07-Kebetulan Atau Takdir

669 310 208
                                    

"Bertemu di suatu keadaan tanpa diminta, itulah yang dimaksud kebetulan. Namun, kamu selalu hadir di setiap keadaan tanpa unsur paksaan ataupun janji. Seakan dunia hanya berputar untuk mempertemukan kita. Apakah itu masih bisa disebut kebetulan?"
.
.
.

******

"Assalamualaikum..." Salamku sambil mengetuk sebuah pintu dengan sopan -tidak terlalu keras ataupun terlalu pelan. Pada sebuah rumah bernomor 25 blok 3 yang berada di perumahan Kayu Manis. Dimana rumah ini bercat serba putih berpadu warna cokelat pada pintu dan tepi jendela.

"Assalamualaikum," ulangku sekali lagi yang merasa belum mendengar jawaban dari dalam.

"Waalaikumsalam... " jawab seseorang dibalik pintu itu, terdengar bahwa dia sedang membuka kunci dari dalam rumahnya.

"Isaura...Oma kangen banget sama kamu. Udah lama gak main kesini, sekarang udah besar aja." ucap Oma sambil berpelukan denganku sebagai pelepas rindu.

"Iya Oma, Isaura juga kangen sama Oma."

"Yaudah ayo masuk, Oma bakal bikinin susu cokelat panas kesukaan kamu.
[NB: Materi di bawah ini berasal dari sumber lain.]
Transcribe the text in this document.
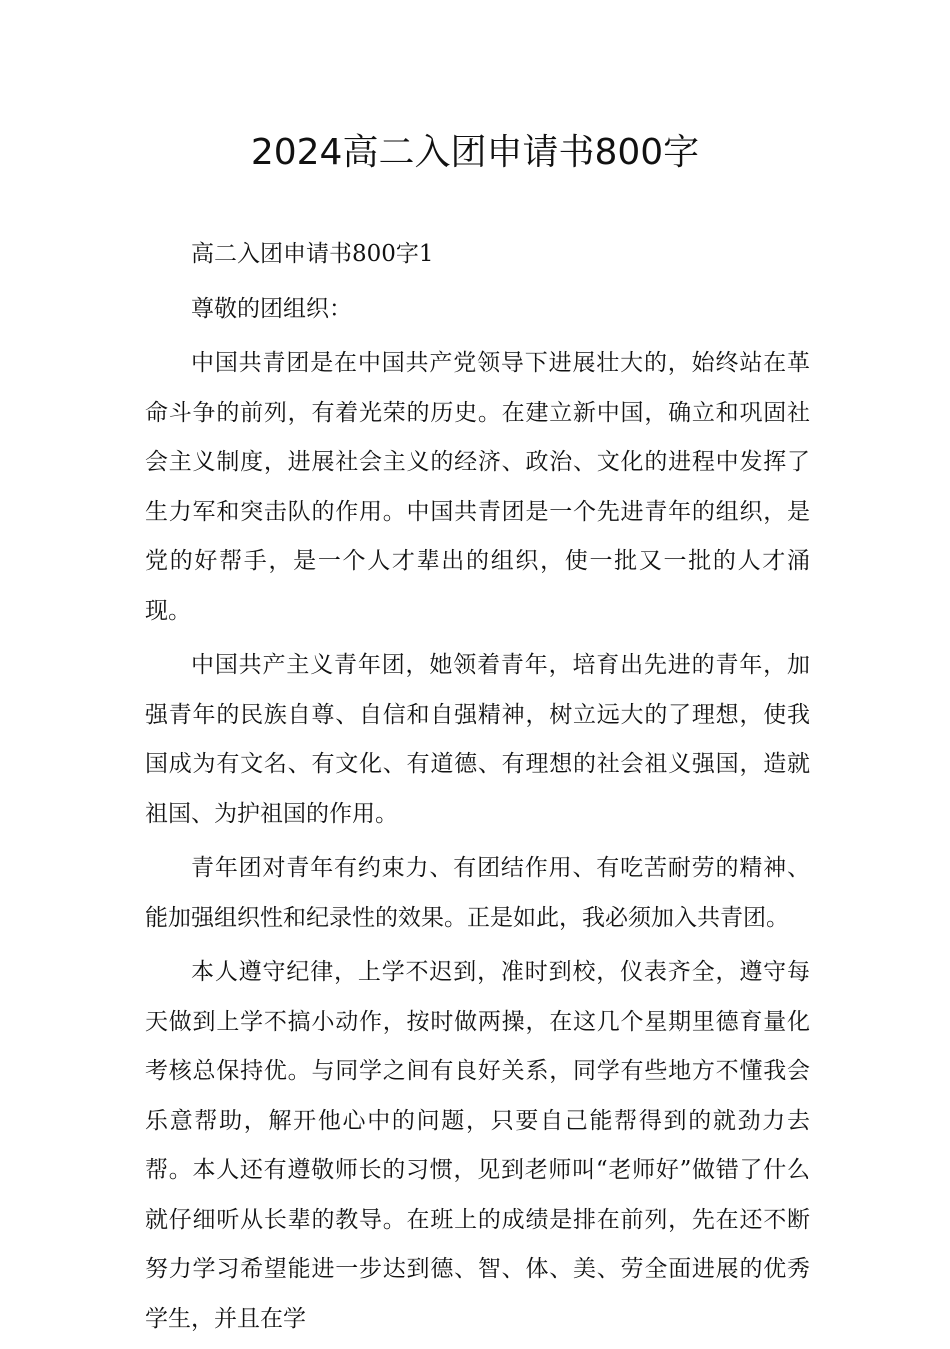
2024高二入团申请书800字

高二入团申请书800字1

尊敬的团组织：

中国共青团是在中国共产党领导下进展壮大的，始终站在革命斗争的前列，有着光荣的历史。在建立新中国，确立和巩固社会主义制度，进展社会主义的经济、政治、文化的进程中发挥了生力军和突击队的作用。中国共青团是一个先进青年的组织，是党的好帮手，是一个人才辈出的组织，使一批又一批的人才涌现。

中国共产主义青年团，她领着青年，培育出先进的青年，加强青年的民族自尊、自信和自强精神，树立远大的了理想，使我国成为有文名、有文化、有道德、有理想的社会祖义强国，造就祖国、为护祖国的作用。

青年团对青年有约束力、有团结作用、有吃苦耐劳的精神、能加强组织性和纪录性的效果。正是如此，我必须加入共青团。

本人遵守纪律，上学不迟到，准时到校，仪表齐全，遵守每天做到上学不搞小动作，按时做两操，在这几个星期里德育量化考核总保持优。与同学之间有良好关系，同学有些地方不懂我会乐意帮助，解开他心中的问题，只要自己能帮得到的就劲力去帮。本人还有遵敬师长的习惯，见到老师叫“老师好”做错了什么就仔细听从长辈的教导。在班上的成绩是排在前列，先在还不断努力学习希望能进一步达到德、智、体、美、劳全面进展的优秀学生，并且在学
Tunggu bentar ya." Oma yang langsung bersemangat menuju dapur hanya untuk membuatkan minuman kesukaanku.

"Owh iya, Oma, ini gudeg makanan kesukaan Oma. Tadi Isaura beli di toko simpang jalan pas mau kesini." ucapku sambil mengeluarkan sebungkus gudeg dari dalam tas.

Memang, sebelum aku benar-benar tiba di rumah Oma dan setelah turun dari bus, aku teringat akan makanan kesukaan Oma. Makanan serba manis adalah salah satu menu kesukaannya, terutama gudeg. Maka dari itu aku membelinya khusus buat Oma.

Oma tersenyum lebar dan mencubit pelan pipiku. "Waahhh pengertian banget sih cucu Oma ini. Makasih ya, pasti gudegnya bakal Oma habisin sampai bersih." ucap Oma sangat yakin sambil memindahkan gudeg tersebut ke atas piring cekung.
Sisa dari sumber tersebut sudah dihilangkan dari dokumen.